Trump hasn’t been the only topic addressed by our former speakers of late. Maha Yahya2017 Camden Conference speaker and director of the Carnegie Middle East Center, wrote about “The Fatal Flaw of the New Middle East” in the most recent Foreign Affairs. While money is needed, “the main obstacle to the Arab world’s reconstruction will not be the lack of funds. It will be political disputes and grievances. The region is filled with failing states. It features competing powers that work to leverage this chaos to their geopolitical advantage. Together, these problems make permanent peace impossible,” she wrote.

Two-time Camden speaker and co-director of the NYU Center for Social Media and Politics Joshua Tucker argued in a comment to the Federal Trade Commission on alleged bias in social media platforms that: “While social media platforms disproportionately moderate posts from conservative users and sources, most research would suggest that this effect is likely driven by the asymmetric production of misinformation.” As evidence to confirm the theory that more conservative comments get struck from social media platforms because more of them are found to be inaccurate, Tucker and co-commentor Zeve Sanderson note that crowd-sourced moderation systems on X show more posts from conservative users gets flagged as containing misinformation than do offerings from liberal users.
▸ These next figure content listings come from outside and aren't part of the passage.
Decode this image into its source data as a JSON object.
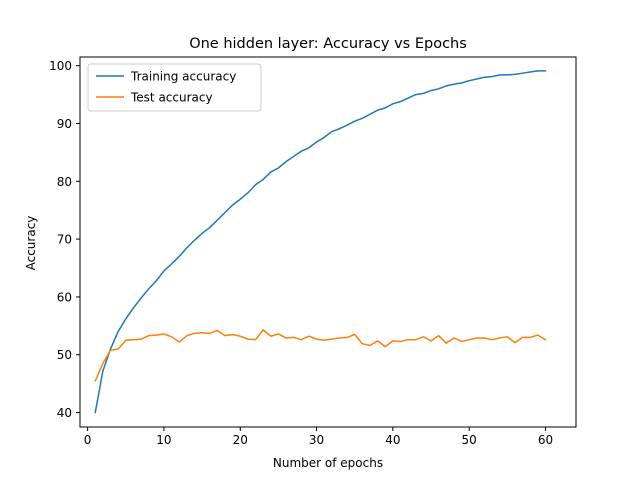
{
  "chart_data": {
    "type": "line",
    "title": "One hidden layer: Accuracy vs Epochs",
    "xlabel": "Number of epochs",
    "ylabel": "Accuracy",
    "xlim": [
      -1,
      64
    ],
    "ylim": [
      37.5,
      101.5
    ],
    "xticks": [
      0,
      10,
      20,
      30,
      40,
      50,
      60
    ],
    "yticks": [
      40,
      50,
      60,
      70,
      80,
      90,
      100
    ],
    "grid": false,
    "legend": "top-left",
    "series": [
      {
        "name": "Training accuracy",
        "color": "#1f77b4",
        "x": [
          1,
          2,
          3,
          4,
          5,
          6,
          7,
          8,
          9,
          10,
          11,
          12,
          13,
          14,
          15,
          16,
          17,
          18,
          19,
          20,
          21,
          22,
          23,
          24,
          25,
          26,
          27,
          28,
          29,
          30,
          31,
          32,
          33,
          34,
          35,
          36,
          37,
          38,
          39,
          40,
          41,
          42,
          43,
          44,
          45,
          46,
          47,
          48,
          49,
          50,
          51,
          52,
          53,
          54,
          55,
          56,
          57,
          58,
          59,
          60
        ],
        "y": [
          40.0,
          47.2,
          51.0,
          54.0,
          56.2,
          58.1,
          59.8,
          61.4,
          62.8,
          64.5,
          65.7,
          67.0,
          68.5,
          69.8,
          71.0,
          72.0,
          73.3,
          74.6,
          75.9,
          76.9,
          78.0,
          79.4,
          80.3,
          81.6,
          82.3,
          83.4,
          84.3,
          85.2,
          85.8,
          86.8,
          87.6,
          88.6,
          89.1,
          89.7,
          90.4,
          90.9,
          91.6,
          92.3,
          92.7,
          93.4,
          93.8,
          94.4,
          95.0,
          95.2,
          95.7,
          96.0,
          96.5,
          96.8,
          97.0,
          97.4,
          97.7,
          98.0,
          98.1,
          98.4,
          98.4,
          98.5,
          98.7,
          98.9,
          99.1,
          99.1
        ]
      },
      {
        "name": "Test accuracy",
        "color": "#ff7f0e",
        "x": [
          1,
          2,
          3,
          4,
          5,
          6,
          7,
          8,
          9,
          10,
          11,
          12,
          13,
          14,
          15,
          16,
          17,
          18,
          19,
          20,
          21,
          22,
          23,
          24,
          25,
          26,
          27,
          28,
          29,
          30,
          31,
          32,
          33,
          34,
          35,
          36,
          37,
          38,
          39,
          40,
          41,
          42,
          43,
          44,
          45,
          46,
          47,
          48,
          49,
          50,
          51,
          52,
          53,
          54,
          55,
          56,
          57,
          58,
          59,
          60
        ],
        "y": [
          45.5,
          48.5,
          50.8,
          51.0,
          52.5,
          52.6,
          52.7,
          53.3,
          53.4,
          53.6,
          53.1,
          52.2,
          53.3,
          53.7,
          53.8,
          53.7,
          54.2,
          53.3,
          53.5,
          53.2,
          52.7,
          52.6,
          54.3,
          53.2,
          53.6,
          52.9,
          53.0,
          52.6,
          53.2,
          52.7,
          52.5,
          52.7,
          52.9,
          53.0,
          53.5,
          51.9,
          51.6,
          52.4,
          51.4,
          52.4,
          52.3,
          52.6,
          52.6,
          53.1,
          52.4,
          53.3,
          52.0,
          52.9,
          52.3,
          52.6,
          52.9,
          52.9,
          52.6,
          52.9,
          53.1,
          52.1,
          53.0,
          53.0,
          53.4,
          52.6
        ]
      }
    ]
  }
}
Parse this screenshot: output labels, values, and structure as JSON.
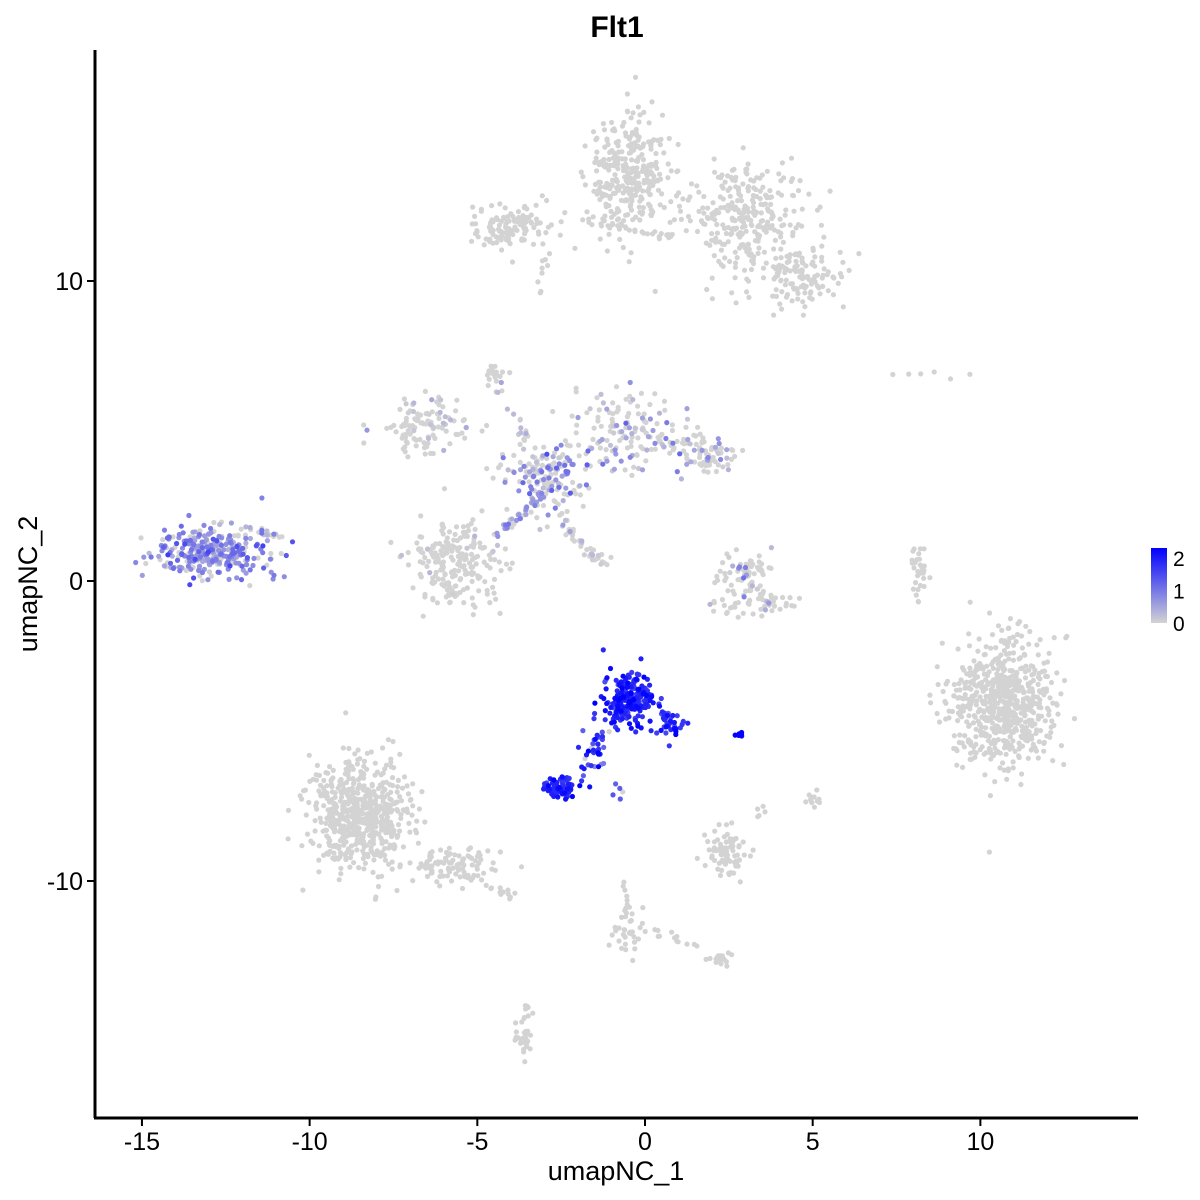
{
  "chart_data": {
    "type": "scatter",
    "title": "Flt1",
    "xlabel": "umapNC_1",
    "ylabel": "umapNC_2",
    "xlim": [
      -16.4,
      14.7
    ],
    "ylim": [
      -17.9,
      17.7
    ],
    "x_ticks": [
      -15,
      -10,
      -5,
      0,
      5,
      10
    ],
    "x_tick_labels": [
      "-15",
      "-10",
      "-5",
      "0",
      "5",
      "10"
    ],
    "y_ticks": [
      -10,
      0,
      10
    ],
    "y_tick_labels": [
      "-10",
      "0",
      "10"
    ],
    "grid": false,
    "legend": {
      "placement": "right",
      "kind": "colorbar",
      "ticks": [
        0,
        1,
        2
      ],
      "tick_labels": [
        "0",
        "1",
        "2"
      ],
      "range": [
        0,
        2.3
      ]
    },
    "colors": {
      "low": "#d3d3d3",
      "high": "#0000ff"
    },
    "clusters": [
      {
        "cx": -0.5,
        "cy": 13.5,
        "sx": 0.8,
        "sy": 1.4,
        "n": 320,
        "expr": 0,
        "expr_sd": 0,
        "frac": 0
      },
      {
        "cx": 2.9,
        "cy": 12.2,
        "sx": 1.2,
        "sy": 1.1,
        "n": 260,
        "expr": 0,
        "expr_sd": 0,
        "frac": 0
      },
      {
        "cx": 4.5,
        "cy": 10.2,
        "sx": 1.0,
        "sy": 0.7,
        "n": 140,
        "expr": 0,
        "expr_sd": 0,
        "frac": 0
      },
      {
        "cx": -4.0,
        "cy": 11.9,
        "sx": 0.9,
        "sy": 0.5,
        "n": 120,
        "expr": 0,
        "expr_sd": 0,
        "frac": 0
      },
      {
        "cx": -4.5,
        "cy": 6.9,
        "sx": 0.25,
        "sy": 0.3,
        "n": 15,
        "expr": 0,
        "expr_sd": 0,
        "frac": 0
      },
      {
        "cx": -6.5,
        "cy": 5.2,
        "sx": 0.9,
        "sy": 0.6,
        "n": 110,
        "expr": 0.25,
        "expr_sd": 0.2,
        "frac": 0.15
      },
      {
        "cx": -3.0,
        "cy": 3.5,
        "sx": 0.9,
        "sy": 0.8,
        "n": 160,
        "expr": 0.7,
        "expr_sd": 0.3,
        "frac": 0.4
      },
      {
        "cx": -0.5,
        "cy": 5.0,
        "sx": 1.0,
        "sy": 0.9,
        "n": 140,
        "expr": 0.5,
        "expr_sd": 0.3,
        "frac": 0.3
      },
      {
        "cx": 1.8,
        "cy": 4.2,
        "sx": 0.7,
        "sy": 0.5,
        "n": 80,
        "expr": 0.5,
        "expr_sd": 0.3,
        "frac": 0.25
      },
      {
        "cx": -5.7,
        "cy": 0.6,
        "sx": 0.9,
        "sy": 1.0,
        "n": 220,
        "expr": 0.2,
        "expr_sd": 0.2,
        "frac": 0.05
      },
      {
        "cx": -13.0,
        "cy": 1.0,
        "sx": 1.1,
        "sy": 0.55,
        "n": 320,
        "expr": 0.8,
        "expr_sd": 0.3,
        "frac": 0.75
      },
      {
        "cx": 2.9,
        "cy": 0.2,
        "sx": 0.6,
        "sy": 0.5,
        "n": 70,
        "expr": 0.4,
        "expr_sd": 0.4,
        "frac": 0.2
      },
      {
        "cx": 3.3,
        "cy": -0.8,
        "sx": 0.8,
        "sy": 0.25,
        "n": 50,
        "expr": 0.2,
        "expr_sd": 0.2,
        "frac": 0.05
      },
      {
        "cx": 8.2,
        "cy": 0.3,
        "sx": 0.2,
        "sy": 0.6,
        "n": 30,
        "expr": 0,
        "expr_sd": 0,
        "frac": 0
      },
      {
        "cx": 10.7,
        "cy": -4.0,
        "sx": 1.0,
        "sy": 1.4,
        "n": 650,
        "expr": 0,
        "expr_sd": 0,
        "frac": 0
      },
      {
        "cx": -0.5,
        "cy": -3.9,
        "sx": 0.5,
        "sy": 0.6,
        "n": 220,
        "expr": 1.9,
        "expr_sd": 0.25,
        "frac": 1
      },
      {
        "cx": 0.8,
        "cy": -4.8,
        "sx": 0.3,
        "sy": 0.4,
        "n": 35,
        "expr": 1.9,
        "expr_sd": 0.3,
        "frac": 1
      },
      {
        "cx": -1.5,
        "cy": -5.6,
        "sx": 0.25,
        "sy": 0.7,
        "n": 25,
        "expr": 1.6,
        "expr_sd": 0.4,
        "frac": 1
      },
      {
        "cx": -2.5,
        "cy": -6.9,
        "sx": 0.35,
        "sy": 0.25,
        "n": 70,
        "expr": 1.9,
        "expr_sd": 0.2,
        "frac": 1
      },
      {
        "cx": 2.8,
        "cy": -5.1,
        "sx": 0.1,
        "sy": 0.04,
        "n": 8,
        "expr": 2.3,
        "expr_sd": 0.05,
        "frac": 1
      },
      {
        "cx": -8.5,
        "cy": -7.8,
        "sx": 1.0,
        "sy": 1.2,
        "n": 600,
        "expr": 0,
        "expr_sd": 0,
        "frac": 0
      },
      {
        "cx": -5.8,
        "cy": -9.5,
        "sx": 1.0,
        "sy": 0.4,
        "n": 90,
        "expr": 0,
        "expr_sd": 0,
        "frac": 0
      },
      {
        "cx": 2.4,
        "cy": -9.1,
        "sx": 0.4,
        "sy": 0.5,
        "n": 80,
        "expr": 0,
        "expr_sd": 0,
        "frac": 0
      },
      {
        "cx": 5.0,
        "cy": -7.3,
        "sx": 0.15,
        "sy": 0.2,
        "n": 12,
        "expr": 0,
        "expr_sd": 0,
        "frac": 0
      },
      {
        "cx": -0.5,
        "cy": -11.8,
        "sx": 0.3,
        "sy": 0.5,
        "n": 30,
        "expr": 0.2,
        "expr_sd": 0.3,
        "frac": 0.1
      },
      {
        "cx": 2.2,
        "cy": -12.6,
        "sx": 0.3,
        "sy": 0.15,
        "n": 20,
        "expr": 0,
        "expr_sd": 0,
        "frac": 0
      },
      {
        "cx": -3.6,
        "cy": -15.0,
        "sx": 0.2,
        "sy": 0.6,
        "n": 35,
        "expr": 0,
        "expr_sd": 0,
        "frac": 0
      }
    ],
    "paths": [
      {
        "from": [
          -3.0,
          3.5
        ],
        "to": [
          -4.5,
          6.8
        ],
        "n": 25,
        "expr": 0.2
      },
      {
        "from": [
          -2.5,
          2.0
        ],
        "to": [
          -1.3,
          0.6
        ],
        "n": 30,
        "expr": 0.2
      },
      {
        "from": [
          -1.0,
          0.6
        ],
        "to": [
          -1.7,
          0.9
        ],
        "n": 10,
        "expr": 0
      },
      {
        "from": [
          -4.4,
          1.5
        ],
        "to": [
          -2.8,
          3.2
        ],
        "n": 40,
        "expr": 0.6
      },
      {
        "from": [
          -11.9,
          1.8
        ],
        "to": [
          -10.8,
          1.4
        ],
        "n": 12,
        "expr": 0.3
      },
      {
        "from": [
          -1.9,
          12.0
        ],
        "to": [
          0.8,
          11.5
        ],
        "n": 25,
        "expr": 0
      },
      {
        "from": [
          -3.0,
          11.6
        ],
        "to": [
          -3.1,
          9.2
        ],
        "n": 10,
        "expr": 0
      },
      {
        "from": [
          -1.0,
          -4.5
        ],
        "to": [
          -1.9,
          -6.3
        ],
        "n": 15,
        "expr": 1.7
      },
      {
        "from": [
          -0.7,
          -9.9
        ],
        "to": [
          -0.4,
          -11.5
        ],
        "n": 12,
        "expr": 0
      },
      {
        "from": [
          0.1,
          -11.6
        ],
        "to": [
          1.9,
          -12.3
        ],
        "n": 12,
        "expr": 0
      },
      {
        "from": [
          -6.5,
          -9.2
        ],
        "to": [
          -4.0,
          -10.5
        ],
        "n": 25,
        "expr": 0
      },
      {
        "from": [
          7.0,
          6.9
        ],
        "to": [
          9.9,
          7.0
        ],
        "n": 6,
        "expr": 0
      },
      {
        "from": [
          -1.0,
          -6.8
        ],
        "to": [
          -0.8,
          -7.3
        ],
        "n": 5,
        "expr": 1.3
      },
      {
        "from": [
          3.3,
          -8.0
        ],
        "to": [
          3.5,
          -7.5
        ],
        "n": 5,
        "expr": 0
      }
    ]
  }
}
David Brancaccio himself, on public radio’s “Living on Earth,” described what he and his wife Mary Brancaccio learned from their “brush with the climate crisis” as they toured the ruins of their recently purchased home after the fires in Altadena, California. Nicolas Burns, a previous moderator at several Camden Conferences who has just returned to Harvard after a stint as US Ambassador to China for the Biden Administration, suggested in a public radio interview with “The World” that a “trade deal ultimately is probably more likely to happen” between the US and China than a “sustained trade war.”